The second reason fuboTV is winning when other cable players aren’t: It caters to sports fans without forcing them to pay for a bunch of channels they don’t watch. All of its lineups include access to all-important ESPN as well as FS1, but can also include channels like the NFL Network’s Red Zone and Premier League soccer — programming that isn’t exactly easy to access in the United States.
And that’s no minor detail. A recent survey performed by CableTV.com indicates access to live sports programming is the No. 1 reason people stick with cable. Meanwhile, fuboTV’s cable lineups don’t include PBS, CNN, Lifetime, AMC, The History Channel, A&E, TNT, and a handful of others. Not carrying these less-watched channels is how the company is able to keep its prices relatively low.
Moving in the right fiscal direction
None of that, however, is the overarching reason you might want to take a swing on fuboTV shares while they’re down 96% from their peak. Far more bullish is the fact that fuboTV’s business model works.

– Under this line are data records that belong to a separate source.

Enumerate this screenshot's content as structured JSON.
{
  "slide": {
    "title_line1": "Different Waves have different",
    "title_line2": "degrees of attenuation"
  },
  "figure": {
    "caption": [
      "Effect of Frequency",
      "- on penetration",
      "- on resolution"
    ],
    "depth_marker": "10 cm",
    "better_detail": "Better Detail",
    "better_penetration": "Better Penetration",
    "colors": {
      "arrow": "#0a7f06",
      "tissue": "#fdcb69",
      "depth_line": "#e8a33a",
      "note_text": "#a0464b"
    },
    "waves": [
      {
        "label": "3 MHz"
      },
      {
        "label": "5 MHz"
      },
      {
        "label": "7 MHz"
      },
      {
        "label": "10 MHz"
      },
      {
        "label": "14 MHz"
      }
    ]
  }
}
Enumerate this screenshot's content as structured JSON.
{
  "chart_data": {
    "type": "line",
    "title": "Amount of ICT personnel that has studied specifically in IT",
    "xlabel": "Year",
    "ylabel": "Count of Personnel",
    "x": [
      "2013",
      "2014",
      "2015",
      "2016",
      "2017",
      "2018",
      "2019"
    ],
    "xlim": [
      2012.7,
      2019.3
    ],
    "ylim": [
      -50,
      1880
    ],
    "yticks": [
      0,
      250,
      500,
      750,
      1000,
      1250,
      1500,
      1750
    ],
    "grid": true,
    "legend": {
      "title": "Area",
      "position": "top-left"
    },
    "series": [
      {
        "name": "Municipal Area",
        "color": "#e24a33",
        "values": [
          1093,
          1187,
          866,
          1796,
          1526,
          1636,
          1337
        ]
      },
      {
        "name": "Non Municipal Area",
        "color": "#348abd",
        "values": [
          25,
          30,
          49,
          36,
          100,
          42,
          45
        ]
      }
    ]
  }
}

That is to say, the company’s found the right balance between its channel lineup and price. Consumers are responding by paying for it.
That doesn’t mean fuboTV is wildly profitable — at least, not yet. It’s making progress to that end, though. The graphic below puts things in perspective. Like many other young companies, fuboTV’s losses were still widening through 2020 even though its top line continued reaching new records during that time.
Late last year, however, something funny started happening. Those operating and net losses began to shrink. This trend has continued on into this year.
It’s still losing money by all measures, to be clear. That’s not the point though. The big takeaway here is the trajectory. Operating losses are shrinking. Free cash flow is working its way from negative to positive. In this vein, fuboTV maintains its goal of positive free cash flow by 2025. The fact that the company is setting such expectations with investors is telling — bullishly.
Yet, that’s not the only high bar fuboTV is willing to publicly set. It also expects to report 1.34 million paying North American subscribers with its third-quarter results. By the end of the year the company believes it will be serving roughly 1.575 million such customers. Both would be records for their respective quarters.
This growth should also ultimately generate full-year North American revenue of around $1.27 billion. Analysts, however, expect this particular growth streak to last well beyond the remainder of the year.
DATA SOURCE: STOCKANALYSIS.COM. CHART BY AUTHOR.
The same analyst community also maintains a consensus price target of $3.60 per share, which is more than 40% above fuboTV stock’s present price.
For risk appetites only
If you’re looking for an outright guarantee that fuboTV shares have already hit bottom — forget it. There may be more downside left to play out. After all, stocks of pre-profit companies can do unpredictable things.
If you can stomach a bit of uncertainty (and the volatility it often brings with it), however, fuboTV’s an interesting prospect for a portion of your higher-risk capital. Its product offers the cable television service that people want at a price they’re willing to pay. It’s just going to take a little time for consumers to connect the dots.